In XCrossNet, we denote \(\left. { \frac{\dim (O^C)}{\dim (O^P) } } \bigg / { \frac{M}{N} }\right. \) as the balance index of dimensions of dense and sparse features. Noted that, the dimension of cross dense features \(O^C\) equals \(M\cdot l\), increasing with the depth of cross layers. As for Criteo Kaggle dataset, \(M=13\) and \(N=26\), we set the depths of cross layers from 1 to 8, while the corresponding dimensions of cross dense features are from 13 to 104. Experimental results are shown in Fig. 5 in terms of AUC. We can observe that increasing the depth of cross layers benefits XCrossNet to achieve stable improvements on AUC performance, mainly because the higher dimensions of cross dense features are able to boost the balance index, which results in relatively balanced impacts of dense and sparse features on prediction.

4.4 Hyper-parameter Study (RQ3)

We study the impact of hyper-parameters of XCrossNet, including (1) embedding size; (2) number of deep layers; (3) activation function; (4) neurons per layer. Figures 6a and 7a demonstrate the impact of embedding size. We can observe that model performance boosts steadily when the embedding size increase from 4 to 20. Even with very low embedding sizes, XCrossNet still has comparable performance to some popular Wide&Deep based models with high embedding size. Specifically, XCrossNet achieves AUC\(>0.800\) and Logloss\(<0.541\) with embedding size set as 10, which is even better than DeepFM with embedding size set as 20. Figures 6b and 7b demonstrate the impact of the number of deep layers.
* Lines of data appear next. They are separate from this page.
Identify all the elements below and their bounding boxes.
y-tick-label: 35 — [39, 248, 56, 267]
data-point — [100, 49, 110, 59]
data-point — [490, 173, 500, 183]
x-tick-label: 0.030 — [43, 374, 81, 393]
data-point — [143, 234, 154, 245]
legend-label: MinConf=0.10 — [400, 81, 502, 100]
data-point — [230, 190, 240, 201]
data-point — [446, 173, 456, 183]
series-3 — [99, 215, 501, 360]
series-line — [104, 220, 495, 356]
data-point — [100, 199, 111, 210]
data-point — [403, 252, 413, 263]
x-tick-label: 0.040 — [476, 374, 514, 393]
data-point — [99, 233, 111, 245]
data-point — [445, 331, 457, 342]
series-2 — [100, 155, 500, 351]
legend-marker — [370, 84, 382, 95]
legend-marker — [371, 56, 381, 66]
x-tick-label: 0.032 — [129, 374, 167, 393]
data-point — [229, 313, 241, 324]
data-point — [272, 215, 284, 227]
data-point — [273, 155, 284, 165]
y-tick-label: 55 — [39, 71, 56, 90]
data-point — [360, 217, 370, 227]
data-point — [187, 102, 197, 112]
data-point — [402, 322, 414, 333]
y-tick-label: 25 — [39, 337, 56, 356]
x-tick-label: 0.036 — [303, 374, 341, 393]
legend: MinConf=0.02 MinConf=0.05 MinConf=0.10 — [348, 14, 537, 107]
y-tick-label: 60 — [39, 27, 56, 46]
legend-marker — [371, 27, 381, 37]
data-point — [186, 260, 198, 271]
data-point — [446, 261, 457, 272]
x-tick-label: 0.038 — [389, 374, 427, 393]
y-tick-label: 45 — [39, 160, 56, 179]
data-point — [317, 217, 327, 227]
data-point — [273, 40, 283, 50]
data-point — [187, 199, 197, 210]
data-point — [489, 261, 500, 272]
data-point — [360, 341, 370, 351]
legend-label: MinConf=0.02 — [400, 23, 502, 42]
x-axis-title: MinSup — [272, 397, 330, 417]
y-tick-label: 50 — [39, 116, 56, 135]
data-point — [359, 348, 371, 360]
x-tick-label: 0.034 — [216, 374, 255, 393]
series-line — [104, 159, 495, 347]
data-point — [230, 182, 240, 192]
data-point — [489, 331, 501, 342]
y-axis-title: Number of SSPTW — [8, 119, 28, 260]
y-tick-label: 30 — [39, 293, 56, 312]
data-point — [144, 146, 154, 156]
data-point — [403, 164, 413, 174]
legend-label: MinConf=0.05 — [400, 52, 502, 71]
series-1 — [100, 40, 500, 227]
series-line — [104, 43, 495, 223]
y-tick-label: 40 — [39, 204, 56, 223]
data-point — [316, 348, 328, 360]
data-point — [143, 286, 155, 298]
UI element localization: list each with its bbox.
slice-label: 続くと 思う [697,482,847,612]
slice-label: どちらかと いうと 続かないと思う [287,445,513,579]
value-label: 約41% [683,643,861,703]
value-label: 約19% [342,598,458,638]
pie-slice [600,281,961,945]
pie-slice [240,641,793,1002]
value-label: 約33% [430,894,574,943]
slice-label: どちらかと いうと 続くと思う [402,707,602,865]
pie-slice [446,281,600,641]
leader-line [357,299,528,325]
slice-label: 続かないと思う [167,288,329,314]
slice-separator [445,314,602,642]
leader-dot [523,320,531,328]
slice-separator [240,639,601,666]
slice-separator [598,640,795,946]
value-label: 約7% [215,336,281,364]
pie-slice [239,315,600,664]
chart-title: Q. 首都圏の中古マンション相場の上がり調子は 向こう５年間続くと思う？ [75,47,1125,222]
The model performance boosts with the depth of MLP at the beginning. However, it starts to degrade when the depth of MLP is set to greater than 3. As shown in Figs. 6c and 7c, ReLU is indeed more appropriate for hidden neurons of deep layers compared with different activation functions. As shown in Figs. 6d and 7d, model performance barely boosts as the number of neurons per layer increasing from 300 to 700. We consider 400 is a more suitable setting to avoid the model being overfitting.

5 Conclusion

Due to the fact that previous work rarely attempts to individually learn representations for different feature structures, this paper presented a novel feature structure-oriented learning model, namely Extreme Cross Network (XCrossNet), for improving CTR prediction in recommender systems. A XCrossNet model starts with a Feature Crossing stage, followed by a Feature Concatenation stage and a Feature Selection stage. The main contribution of our approach is to represent dense and sparse feature interactions in an explicit and efficient way. Empirical studies verified the effectiveness of our model on Criteo Kaggle dataset.